Não é à toa que o novo filme do estadunidense Darren Aranofsky, Black Swan (Cisne Negro, em tradução literal), tem suscitado tantos burburinhos. Isto porque a sensibilidade do diretor está transposta de forma extrema para as telas na história de Nina Seers (Natalie Portman, favorita ao Oscar de melhor atriz e vencedora do Globo de Ouro e o do Sindicato dos Atores pelo papel), bailarina extremamente disciplinada e perfeccionista escolhida como a Rainha dos Cisnes, numa nova encenação de O Lago dos Cisnes, do russo Tchaikovsky.

De antemão, todo o preconceito relacionado ao balé e à dança clássica é desestruturado com a visão hipnótica e perturbadora desenhada na trama. Aranofsky utiliza uma estrutura diferente para elucidar a paranoia sofrida pela personagem, que por várias vezes chega ao terror físico, demonstrando uma busca pelo virginal existente em qualquer atividade artística – num espetáculo estético do cinema.

Adentrando um mergulho profundo da psicose humana, o longa se pauta aparentemente na superação da bailarina para interpretar o posto que lhe foi confiado. Mas o que o diretor de Réquiem para um sonho (2000) quer mostrar que está muito aquém da perfeição na ponta dos pés. A princesa Odete virginal, o Cisne Branco, já incorpora o corpo da protagonista e é facilmente interpretada com técnica e sutileza. O que lhe tira a alma e enegrece o ambiente do filme é a Odete nefasta, o Cisne Negro, que exige agressividade, mutilação e despudor – sensações que a dançarina reprime de forma tão oculta a ponto de não se reconhecer quando as tem.
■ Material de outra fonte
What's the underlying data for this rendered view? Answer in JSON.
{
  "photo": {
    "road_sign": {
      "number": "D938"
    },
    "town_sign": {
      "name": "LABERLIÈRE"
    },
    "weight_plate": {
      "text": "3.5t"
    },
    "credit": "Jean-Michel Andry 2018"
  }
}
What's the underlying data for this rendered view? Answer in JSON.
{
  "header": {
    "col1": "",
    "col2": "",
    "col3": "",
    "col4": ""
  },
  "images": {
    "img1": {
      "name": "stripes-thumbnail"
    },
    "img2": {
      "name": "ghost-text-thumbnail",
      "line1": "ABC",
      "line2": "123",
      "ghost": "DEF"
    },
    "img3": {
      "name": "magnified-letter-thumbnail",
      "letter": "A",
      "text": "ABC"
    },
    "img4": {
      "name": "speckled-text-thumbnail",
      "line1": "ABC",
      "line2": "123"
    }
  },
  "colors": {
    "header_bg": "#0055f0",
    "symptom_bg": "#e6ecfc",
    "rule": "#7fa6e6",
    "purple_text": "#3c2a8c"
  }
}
A garota transformada em cisne e renegada por seu príncipe custa a adentrar às entranhas da personagem, exibindo, com maestria por Natalie Portman, um sofrimento repleto de humanidade, medo, carência e quebra com a inexistente perfeição almejada.

O grupo de coadjuvantes também contribui para a chegada da dançarina a este mundo negro e intocado. Em determinado momento, o arrogante e incisivo diretor da companhia, interpretado pelo francês Vincent Cassel, deixa claro o maior obstáculo da protagonista: “A única pessoa que está no seu caminho é você mesma”. A mãe super protetora (Barbara Hershey) também a sufoca e surta ao ver que a redoma de vidro construída não foi suficiente para proteger a filha de seu verdadeiro eu. A colega e rival Lily (Mila Kunis) contrasta com Nina por exalar sensualidade e desejar seu papel – o que também a desestrutura.

A dicotomia entre bem e mal fica tangível nas cores dos cisnes, que desenham ainda uma nova Nina – que descobre que o inferno não é tão mefistofélico quanto imaginava. O estereótipo de cisne branco arraigado à educação e à frigidez da personagem, muito próximo ao aspecto da própria atriz, vai se dissolvendo no embate que é travado com seus próprios demônios.

A todo o momento são os dois lados da moeda que vão nortear as alucinações da bailarina. Os fantasmas são tantos e tão bem alinhados às tragédias vividas pela artista, que a verossimilhança construída em sua mente acaba tomando também o espectador.

A cada instante da trama fica claro que somente levando a personagem ao inferno é que se pode extrair dela o necessário. Black Swan explicita a boa forma de Aranofsky e de sua protagonista, deixando o recado de Drummond de que “Meu ódio é o melhor de mim”; passando ainda pela máxima nietzschiana na qual a “Tragédia é criadora da forma”.